We judge code quality along two different dimensions.
In the short term, time pressures often tempt us to trade future maintainability for faster initial development. If not quickly corrected, this tradeoff is almost always bad in the long term, as maintaining poor quality code requires huge amounts of time and effort.
Having a Culture of Quality is important for making the necessary investments in high quality code to ensure that we can continue to GSD in the future.
Just as under-investing in quality can lead to less GSD in the future, over-investing in quality can lead to less GSD in the present. Perfection is the enemy of GSD; we must find a balance that allows us to both make progress now as well as not limit us in the future.
Reviews are perhaps the most important method we use to maintain a culture of quality. We generically refer to reviews of both code and designs as "code reviews".
Code reviews have multiple benefits:
Code reviews are a good example of a keystone habit. Knowing that others will be looking at their code encourages developers to invest the time and effort to create high quality code, even before it is reviewed.
In general, all designs and all code should be reviewed, and all reviews should be completed before the code is deployed. Thus, it is important for all reviewers to complete their reviews in a timely manner. A good standard is that no code review should be waiting for your feedback for longer than 2 business days. An even better goal to strive for is "code review zero", where you have successfully completed all of your open code reviews!
In addition to ensuring that the code itself is high quality, we also use code reviews to communicate how we write code to each other. Each developer is assigned a rotating reviewer who should be added to all reviews. This additional reviewer is focusing on learning from the review instead of providing constructive feedback on what may be an unfamiliar system. (Although offering constructive feedback is still encouraged, of course!)
Because of the importance of completing code reviews quickly, developers should incorporate code review time into their daily routine. At the same time, they should not consume so much time as to feel burdensome. If you feel overwhelmed with the number of reviews that you need to complete, please speak up! As teams grow and change, we often need to adjust who is reviewing the code for each project. Conversely, also feel free to add yourself as a default reviewer to any project that you have an interest in following.
Whenever we make modifications to a system, we should be leaving it in a better place than it was before. The easiest time to let quality slip is when making a minor change to an otherwise stable project. Unless we make an effort to continuously improve code whenever we touch it, these small reductions in quality will slowly change well-written software into an unmaintainable mess.
The principle of continuous improvement also lets us think about quality as a process, not a state. We may sometimes need to make compromises on quality in order to satisfy other requirements -- code debt is something that needs to be managed, not avoided entirely.
In practice, our philosophy of continuous improvement takes several forms:
Just like the other rules and processes described in this guide, our best practices and standards for developing software are intended to provide a useful default and describe good habits to cultivate. They will not apply universally -- don't be afraid to break the rules, although this should hopefully not be necessary very often.
One simple way of making code more maintainable is to make it easier to visually parse by both the original author and other members of the team. At the same time, making standards easy to follow is essential to preventing them from being overly burdensome. Thus, our standards are mostly encoded as automatic formatting rules, although we also have a somewhat poorly maintained Scala Style Guide.
We are strong believers in the power of tests to validate the behavior of an application both now and in the future.

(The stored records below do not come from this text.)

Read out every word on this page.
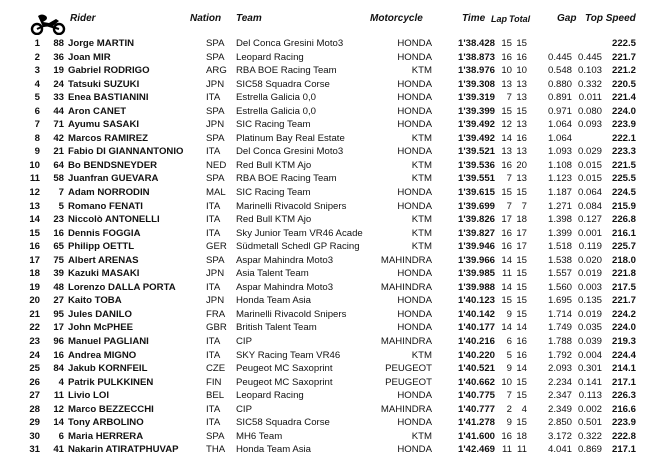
Rider	Nation Team	Motorcycle	Time Lap Total	Gap Top Speed
1	88 Jorge MARTIN	SPA Del Conca Gresini Moto3	HONDA	1'38.428 15 15	222.5
2	36 Joan MIR	SPA Leopard Racing	HONDA	1'38.873 16 16	0.445 0.445	221.7
3	19 Gabriel RODRIGO	ARG RBA BOE Racing Team	KTM	1'38.976 10 10	0.548 0.103	221.2
4	24 Tatsuki SUZUKI	JPN SIC58 Squadra Corse	HONDA	1'39.308 13 13	0.880 0.332	220.5
5	33 Enea BASTIANINI	ITA Estrella Galicia 0,0	HONDA	1'39.319	7 13	0.891 0.011	221.4
6	44 Aron CANET	SPA Estrella Galicia 0,0	HONDA	1'39.399 15 15	0.971 0.080	224.0
7	71 Ayumu SASAKI	JPN SIC Racing Team	HONDA	1'39.492 12 13	1.064 0.093	223.9
8	42 Marcos RAMIREZ	SPA Platinum Bay Real Estate	KTM	1'39.492 14 16	1.064	222.1
9	21 Fabio DI GIANNANTONIO ITA Del Conca Gresini Moto3	HONDA	1'39.521 13 13	1.093 0.029	223.3
10	64 Bo BENDSNEYDER	NED Red Bull KTM Ajo	KTM	1'39.536 16 20	1.108 0.015	221.5
11	58 Juanfran GUEVARA	SPA RBA BOE Racing Team	KTM	1'39.551	7 13	1.123 0.015	225.5
12	7 Adam NORRODIN	MAL SIC Racing Team	HONDA	1'39.615 15 15	1.187 0.064	224.5
13	5 Romano FENATI	ITA Marinelli Rivacold Snipers	HONDA	1'39.699	7	7	1.271 0.084	215.9
14	23 Niccolò ANTONELLI	ITA Red Bull KTM Ajo	KTM	1'39.826 17 18	1.398 0.127	226.8
15	16 Dennis FOGGIA	ITA Sky Junior Team VR46 Acade	KTM	1'39.827 16 17	1.399 0.001	216.1
16	65 Philipp OETTL	GER Südmetall Schedl GP Racing	KTM	1'39.946 16 17	1.518 0.119	225.7
17	75 Albert ARENAS	SPA Aspar Mahindra Moto3	MAHINDRA	1'39.966 14 15	1.538 0.020	218.0
18	39 Kazuki MASAKI	JPN Asia Talent Team	HONDA	1'39.985 11 15	1.557 0.019	221.8
19	48 Lorenzo DALLA PORTA	ITA Aspar Mahindra Moto3	MAHINDRA	1'39.988 14 15	1.560 0.003	217.5
20	27 Kaito TOBA	JPN Honda Team Asia	HONDA	1'40.123 15 15	1.695 0.135	221.7
21	95 Jules DANILO	FRA Marinelli Rivacold Snipers	HONDA	1'40.142	9 15	1.714 0.019	224.2
22	17 John McPHEE	GBR British Talent Team	HONDA	1'40.177 14 14	1.749 0.035	224.0
23	96 Manuel PAGLIANI	ITA CIP	MAHINDRA	1'40.216	6 16	1.788 0.039	219.3
24	16 Andrea MIGNO	ITA SKY Racing Team VR46	KTM	1'40.220	5 16	1.792 0.004	224.4
25	84 Jakub KORNFEIL	CZE Peugeot MC Saxoprint	PEUGEOT	1'40.521	9 14	2.093 0.301	214.1
26	4 Patrik PULKKINEN	FIN Peugeot MC Saxoprint	PEUGEOT	1'40.662 10 15	2.234 0.141	217.1
27	11 Livio LOI	BEL Leopard Racing	HONDA	1'40.775	7 15	2.347 0.113	226.3
28	12 Marco BEZZECCHI	ITA CIP	MAHINDRA	1'40.777	2	4	2.349 0.002	216.6
29	14 Tony ARBOLINO	ITA SIC58 Squadra Corse	HONDA	1'41.278	9 15	2.850 0.501	223.9
30	6 Maria HERRERA	SPA MH6 Team	KTM	1'41.600 16 18	3.172 0.322	222.8
31	41 Nakarin ATIRATPHUVAP	THA Honda Team Asia	HONDA	1'42.469 11 11	4.041 0.869	217.1
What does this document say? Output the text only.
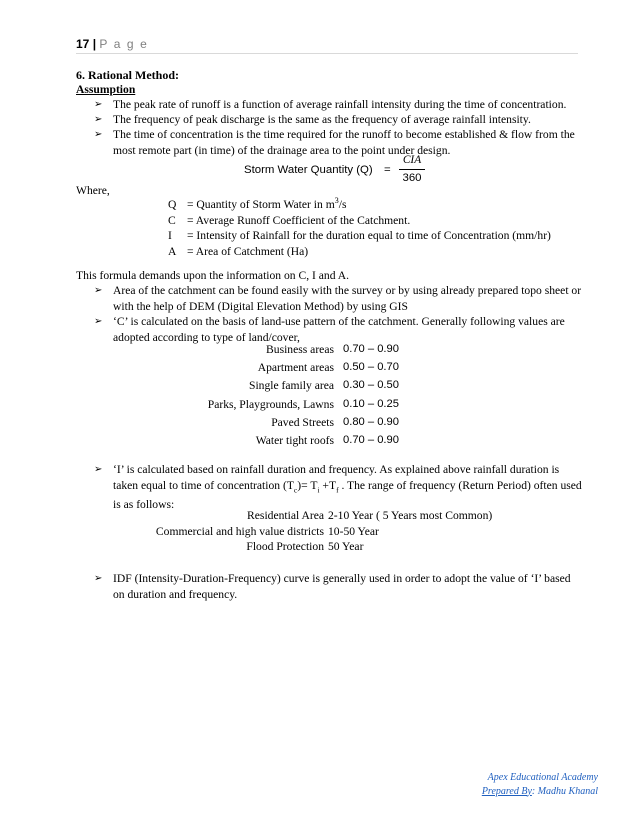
17 | P a g e
6. Rational Method:
Assumption
➢ The peak rate of runoff is a function of average rainfall intensity during the time of concentration.
➢ The frequency of peak discharge is the same as the frequency of average rainfall intensity.
➢ The time of concentration is the time required for the runoff to become established & flow from the most remote part (in time) of the drainage area to the point under design.
Storm Water Quantity (Q) =
CIA
360
Where,
Q = Quantity of Storm Water in $m^3/s$
C = Average Runoff Coefficient of the Catchment.
I	= Intensity of Rainfall for the duration equal to time of Concentration (mm/hr)
A = Area of Catchment (Ha)
This formula demands upon the information on C, I and A.
➢ Area of the catchment can be found easily with the survey or by using already prepared topo sheet or with the help of DEM (Digital Elevation Method) by using GIS
➢ ‘C’ is calculated on the basis of land-use pattern of the catchment. Generally following values are adopted according to type of land/cover,
Business areas 0.70 – 0.90
Apartment areas 0.50 – 0.70
Single family area 0.30 – 0.50
Parks, Playgrounds, Lawns 0.10 – 0.25
Paved Streets 0.80 – 0.90
Water tight roofs 0.70 – 0.90
➢ ‘I’ is calculated based on rainfall duration and frequency. As explained above rainfall duration is taken equal to time of concentration $(T_c)= T_i +T_f$ . The range of frequency (Return Period) often used is as follows:
Residential Area 2-10 Year ( 5 Years most Common)
Commercial and high value districts 10-50 Year
Flood Protection 50 Year
➢ IDF (Intensity-Duration-Frequency) curve is generally used in order to adopt the value of ‘I’ based on duration and frequency.
Apex Educational Academy
Prepared By: Madhu Khanal
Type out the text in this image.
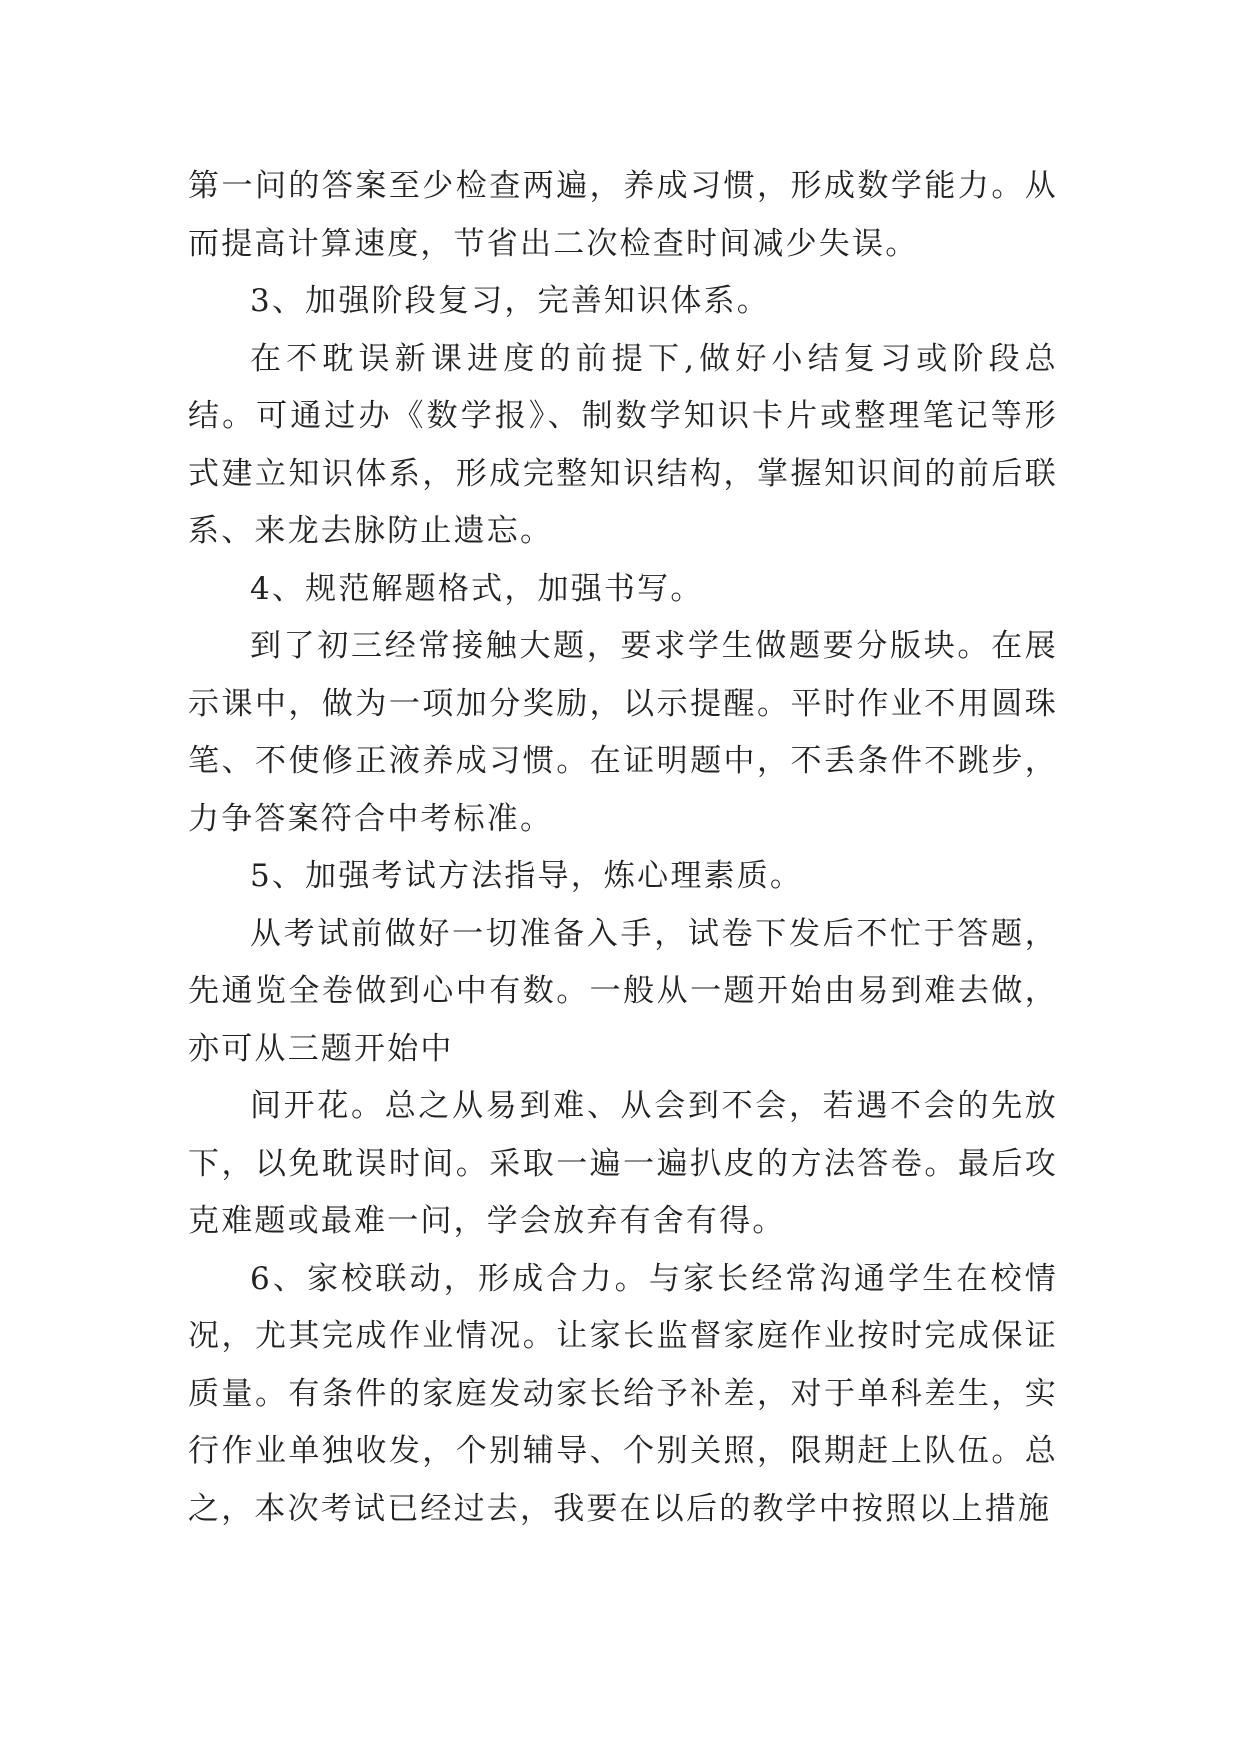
第一问的答案至少检查两遍，养成习惯，形成数学能力。从而提高计算速度，节省出二次检查时间减少失误。

3、加强阶段复习，完善知识体系。

在不耽误新课进度的前提下,做好小结复习或阶段总结。可通过办《数学报》、制数学知识卡片或整理笔记等形式建立知识体系，形成完整知识结构，掌握知识间的前后联系、来龙去脉防止遗忘。

4、规范解题格式，加强书写。

到了初三经常接触大题，要求学生做题要分版块。在展示课中，做为一项加分奖励，以示提醒。平时作业不用圆珠笔、不使修正液养成习惯。在证明题中，不丢条件不跳步，力争答案符合中考标准。

5、加强考试方法指导，炼心理素质。

从考试前做好一切准备入手，试卷下发后不忙于答题，先通览全卷做到心中有数。一般从一题开始由易到难去做，亦可从三题开始中

间开花。总之从易到难、从会到不会，若遇不会的先放下，以免耽误时间。采取一遍一遍扒皮的方法答卷。最后攻克难题或最难一问，学会放弃有舍有得。

6、家校联动，形成合力。与家长经常沟通学生在校情况，尤其完成作业情况。让家长监督家庭作业按时完成保证质量。有条件的家庭发动家长给予补差，对于单科差生，实行作业单独收发，个别辅导、个别关照，限期赶上队伍。总之，本次考试已经过去，我要在以后的教学中按照以上措施
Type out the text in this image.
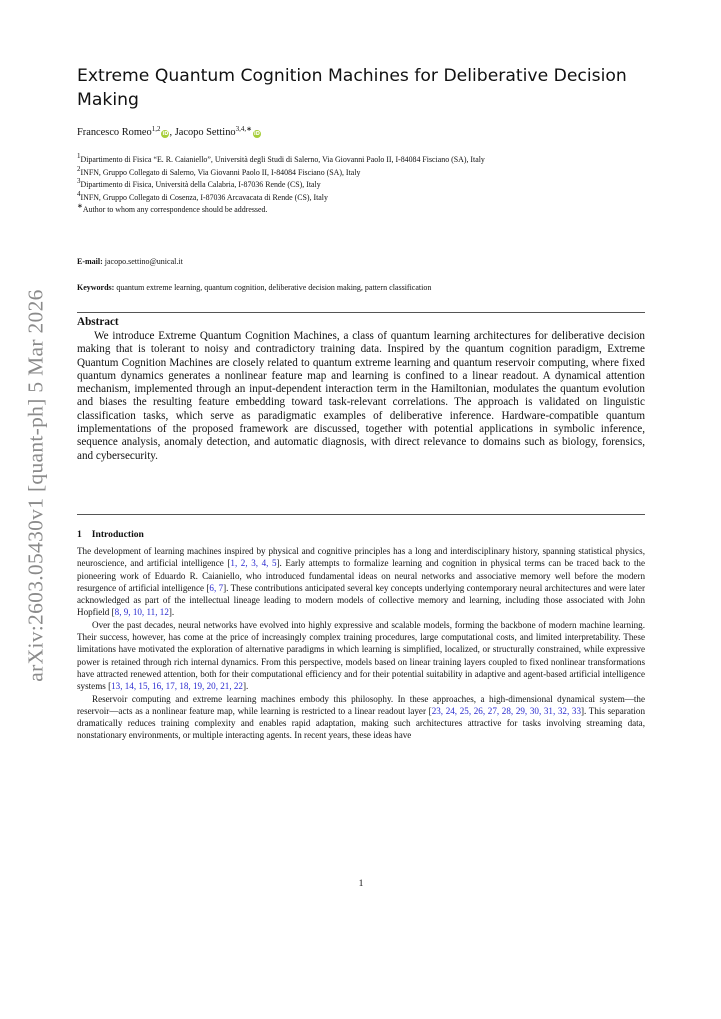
arXiv:2603.05430v1 [quant-ph] 5 Mar 2026
Extreme Quantum Cognition Machines for Deliberative Decision Making
Francesco Romeo$^{1,2}$iD, Jacopo Settino$^{3,4,∗}$iD
$^1$Dipartimento di Fisica “E. R. Caianiello”, Università degli Studi di Salerno, Via Giovanni Paolo II, I-84084 Fisciano (SA), Italy
$^2$INFN, Gruppo Collegato di Salerno, Via Giovanni Paolo II, I-84084 Fisciano (SA), Italy
$^3$Dipartimento di Fisica, Università della Calabria, I-87036 Rende (CS), Italy
$^4$INFN, Gruppo Collegato di Cosenza, I-87036 Arcavacata di Rende (CS), Italy
∗Author to whom any correspondence should be addressed.
E-mail: jacopo.settino@unical.it
Keywords: quantum extreme learning, quantum cognition, deliberative decision making, pattern classification
Abstract

We introduce Extreme Quantum Cognition Machines, a class of quantum learning architectures for deliberative decision making that is tolerant to noisy and contradictory training data. Inspired by the quantum cognition paradigm, Extreme Quantum Cognition Machines are closely related to quantum extreme learning and quantum reservoir computing, where fixed quantum dynamics generates a nonlinear feature map and learning is confined to a linear readout. A dynamical attention mechanism, implemented through an input-dependent interaction term in the Hamiltonian, modulates the quantum evolution and biases the resulting feature embedding toward task-relevant correlations. The approach is validated on linguistic classification tasks, which serve as paradigmatic examples of deliberative inference. Hardware-compatible quantum implementations of the proposed framework are discussed, together with potential applications in symbolic inference, sequence analysis, anomaly detection, and automatic diagnosis, with direct relevance to domains such as biology, forensics, and cybersecurity.

1 Introduction

The development of learning machines inspired by physical and cognitive principles has a long and interdisciplinary history, spanning statistical physics, neuroscience, and artificial intelligence [1, 2, 3, 4, 5]. Early attempts to formalize learning and cognition in physical terms can be traced back to the pioneering work of Eduardo R. Caianiello, who introduced fundamental ideas on neural networks and associative memory well before the modern resurgence of artificial intelligence [6, 7]. These contributions anticipated several key concepts underlying contemporary neural architectures and were later acknowledged as part of the intellectual lineage leading to modern models of collective memory and learning, including those associated with John Hopfield [8, 9, 10, 11, 12].

Over the past decades, neural networks have evolved into highly expressive and scalable models, forming the backbone of modern machine learning. Their success, however, has come at the price of increasingly complex training procedures, large computational costs, and limited interpretability. These limitations have motivated the exploration of alternative paradigms in which learning is simplified, localized, or structurally constrained, while expressive power is retained through rich internal dynamics. From this perspective, models based on linear training layers coupled to fixed nonlinear transformations have attracted renewed attention, both for their computational efficiency and for their potential suitability in adaptive and agent-based artificial intelligence systems [13, 14, 15, 16, 17, 18, 19, 20, 21, 22].

Reservoir computing and extreme learning machines embody this philosophy. In these approaches, a high-dimensional dynamical system—the reservoir—acts as a nonlinear feature map, while learning is restricted to a linear readout layer [23, 24, 25, 26, 27, 28, 29, 30, 31, 32, 33]. This separation dramatically reduces training complexity and enables rapid adaptation, making such architectures attractive for tasks involving streaming data, nonstationary environments, or multiple interacting agents. In recent years, these ideas have

1
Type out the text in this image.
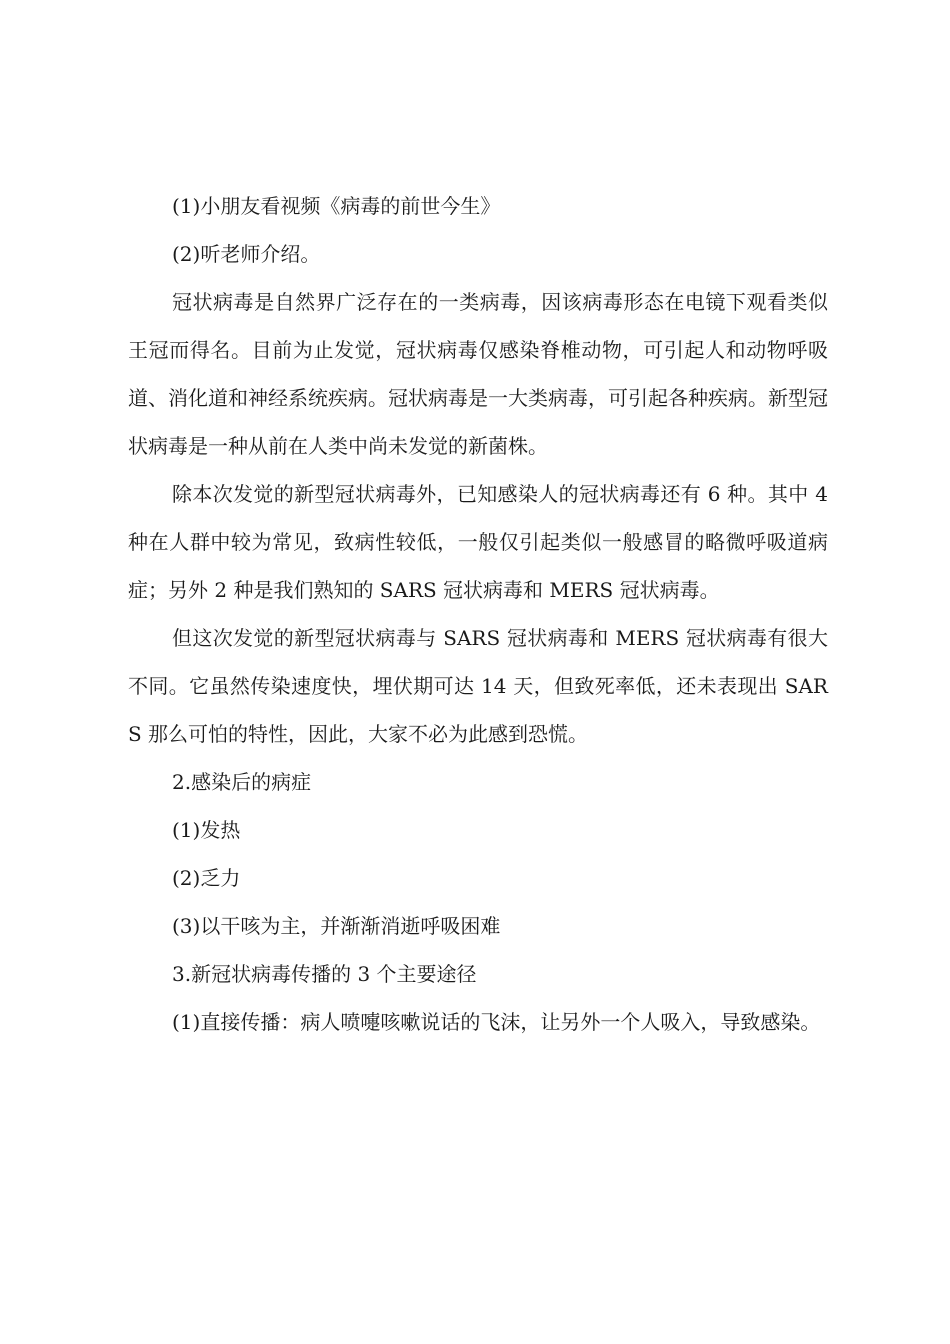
(1)小朋友看视频《病毒的前世今生》

(2)听老师介绍。

冠状病毒是自然界广泛存在的一类病毒，因该病毒形态在电镜下观看类似王冠而得名。目前为止发觉，冠状病毒仅感染脊椎动物，可引起人和动物呼吸道、消化道和神经系统疾病。冠状病毒是一大类病毒，可引起各种疾病。新型冠状病毒是一种从前在人类中尚未发觉的新菌株。

除本次发觉的新型冠状病毒外，已知感染人的冠状病毒还有 6 种。其中 4 种在人群中较为常见，致病性较低，一般仅引起类似一般感冒的略微呼吸道病症；另外 2 种是我们熟知的 SARS 冠状病毒和 MERS 冠状病毒。

但这次发觉的新型冠状病毒与 SARS 冠状病毒和 MERS 冠状病毒有很大不同。它虽然传染速度快，埋伏期可达 14 天，但致死率低，还未表现出 SARS 那么可怕的特性，因此，大家不必为此感到恐慌。

2.感染后的病症

(1)发热

(2)乏力

(3)以干咳为主，并渐渐消逝呼吸困难

3.新冠状病毒传播的 3 个主要途径

(1)直接传播：病人喷嚏咳嗽说话的飞沫，让另外一个人吸入，导致感染。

Tests form a concrete specification for how software should behave. Our code should have both unit tests to verify the behavior of small pieces of code as well as integration tests to ensure that different projects are operating with each other according to our expectations.
One of the key measurements of maintainability is whether another developer can quickly and easily recreate an application without modifying any code at all. If the code is inaccessible, this is clearly impossible. All code should be checked into our source control. Generally speaking, commits should small and oriented around a single logical change. This aids in documenting, reverting, merging, and otherwise understanding what each changeset does.
All production builds should happen on our build server. This ensures that builds complete cleanly and are not relying on any local state on a developer's personal machine. We do make a small exception for builds that will never be used outside of an individual developer's work. (For example, when working on multiple projects simultaneously, it may be necessary to publish an upstream project to a local repository for the downstream project to consume.) However, all builds that reach our shared developer repository and potentially beyond to production should be built on the build server.
All production applications should run on one of our standard deployment environments:
Sticking to a few standard deployment environments reduces the overhead of maintaining a large amount of infrastructure. Our common deployment tools also ensure that we can track failures, roll back changes when necessary, and successfully re-deploy services on demand.
We believe that having healthy security restrictions not only protects our systems from others but also protects them from ourselves. All developers have the responsibility to help maintain our production environment, including shutting down and deleting resources when they are no longer needed. However, developers should only be able to make destructive changes intentionally. Ideally, no developer should be able to accidentally shut down production services or delete production data.
To protect against accidental modifications to production systems, destructive changes to production systems should be checked into our SCM as scripts and reviewed according to our usual process. The changes should not actually be made until after the review has been completed. You can find a more detailed explanation of the steps involved on the wiki.
Our permissions are generally controlled via Amazon's Identity and Access Management.